The United States is reviewing information provided by Israel on its decision last month to designate six Palestinian non-governmental groups as terrorist organizations, State Department spokesman Ned Price told reporters in Washington.
“We receive detailed information from the Israeli government. We appreciated the consultation,” Price told reporters on Thursday when asked if the Biden administration had made its own determination with regard to the charges against the six NGOs.
“We’re reviewing the information that they [Israel] provided us,” Price said. He added that an Israeli delegation had been in Washington at the end of the month.
Price spoke out as three Israeli journalists – Yuval Abraham, Oren Ziv and Meron Rapoport – published a report on the matter on the websites +972 Magazine, The Intercept and Local Call. The journalists said they had seen a secret 74-page dossier compiled by the Shin Bet (Israel Security Agency) about Palestinian NGO involvement in terrorism that had been sent to European countries and the European Union in May.

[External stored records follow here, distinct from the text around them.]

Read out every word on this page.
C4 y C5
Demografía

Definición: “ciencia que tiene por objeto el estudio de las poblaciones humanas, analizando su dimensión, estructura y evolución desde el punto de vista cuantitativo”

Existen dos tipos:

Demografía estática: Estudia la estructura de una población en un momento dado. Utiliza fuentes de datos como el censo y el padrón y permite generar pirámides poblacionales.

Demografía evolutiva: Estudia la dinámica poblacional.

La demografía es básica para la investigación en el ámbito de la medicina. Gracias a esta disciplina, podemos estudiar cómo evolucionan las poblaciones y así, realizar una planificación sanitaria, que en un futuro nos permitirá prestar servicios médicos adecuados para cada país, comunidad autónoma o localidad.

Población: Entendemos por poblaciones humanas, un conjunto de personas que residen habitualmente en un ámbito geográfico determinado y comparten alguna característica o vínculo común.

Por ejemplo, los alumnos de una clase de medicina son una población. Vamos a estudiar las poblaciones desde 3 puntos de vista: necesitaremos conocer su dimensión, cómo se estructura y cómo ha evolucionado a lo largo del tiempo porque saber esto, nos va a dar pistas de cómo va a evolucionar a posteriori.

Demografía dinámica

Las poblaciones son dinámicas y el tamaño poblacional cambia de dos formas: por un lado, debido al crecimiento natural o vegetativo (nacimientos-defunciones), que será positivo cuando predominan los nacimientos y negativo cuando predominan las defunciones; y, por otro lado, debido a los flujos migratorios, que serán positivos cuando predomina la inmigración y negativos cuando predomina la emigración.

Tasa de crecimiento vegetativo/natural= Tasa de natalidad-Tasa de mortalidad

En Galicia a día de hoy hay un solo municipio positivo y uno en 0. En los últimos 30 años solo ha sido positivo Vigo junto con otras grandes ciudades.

They charged that the report failed to substantiate the charge that the NGOs were involved in terrorist activity.
That 74-page dossier, they explained, focused heavily on the testimony of two Palestinian accountants, Abdat and Amro Hamuda.
Both men had worked for outlawed Palestinian NGO the Health Works Committees, and had been fired for alleged financial malpractice, the journalists said. The HWC was not one of the six NGOs Defense Minister Benny Gantz labeled as terrorist organizations last month.
Those six organizations are Al-Haq, Addameer, the Bisan Center, the Defense for Children International-Palestine, the Union for Agricultural Work Committees and the Union of Palestinian Women’s Committees.
The Defense Ministry charges that these six NGOs “constitute a network of organizations active undercover on the international front on behalf of the Popular Front for the Liberation of Palestine.”
Israel, the United States, the European Union, Canada, Australia and Japan have designated the PFLP as a terrorist organization.
The ministry alleged that the six NGOs listed above were controlled by the senior leadership of the PFLP. This meant, the ministry charged, that the NGOs “serve as a central source for the financing of the organization’s activity in general and take a significant part in building the organization’s force and the growth of the terror organization.”
These funds, which include large EU donations, were given to the PFLP through forgery and deceit, the ministry charged.
THE DEFENSE Ministry has not publicized any data to back up its charges. Ireland’s Foreign Minister Simon Coveney told The Jerusalem Post that neither his government nor the European Union had received any proof that the six NGOs were engaged in terrorism.
This would have included the May report European countries received, as well as the brief report they were given in the aftermath of that designation, the latter of which mirrored what the Defense Ministry sent the media.
In a statement issued last week, the EU also alluded to the May report when it stated that, “Past allegations of the misuse of EU funds in relation to certain Palestinian CSO [civil society organizations] partners have not been substantiated.”
The Associated Press, which also saw a copy of the May report, also said it, “contains little concrete evidence.”
US Representative Andy Levin from Michigan tweeted on Friday against Israel’s labeling of the NGO’s as terrorist organizations.
“We must question the severe designation of Palestinian civil society groups as ‘terrorist organizations’ by Israeli Defense Minister Benny Gantz. If there is evidence, I would certainly like to see it,” Levin wrote.
The article published Thursday by the three journalists focused on a Shin Bet document from May that had been distributed to the EU and similarly rejected. It has also been sent to members of Congress, the journalists stated.
“The value of the Shin Bet’s evidence” in that May report “seems very lacking, especially when taking into consideration that the accountants never worked for the six organizations they testified about and were fired from the Health Work Committees due to suspicions of financial malpractice,” the journalists said, adding that at no point was evidence provided showing that the funding was used for violent activity against Israel.
In some cases, evidence was even omitted so that it looked like funds sent to the PFLP humanitarian activity had been allocated to terrorism, the journalists said.
“When asked how he had come to understand that money reached the activities of the PFLP,” Abdat replied that he “saw receipts which were used for various PFLP activities, such as dabke [a traditional Palestinian dance] courses held in Ramallah, Bethlehem and Jerusalem.” Only the first part of this sentence was presented to the Europeans, while the second part – from which it is understood that the receipts refer to a dance class – was omitted from the dossier, the +972 article stated.
“In fact, in the hundreds of pages of interrogation summaries, there is only one single reference to military activities. According to the summary of his April 8 interrogation, Abdat claimed that there exists a PFLP committee that decides how to divide the funds between military activities and organizations,” the +972 article explained. But no further information was given about those activities, nor was evidence shown to back up that claim, the journalists wrote.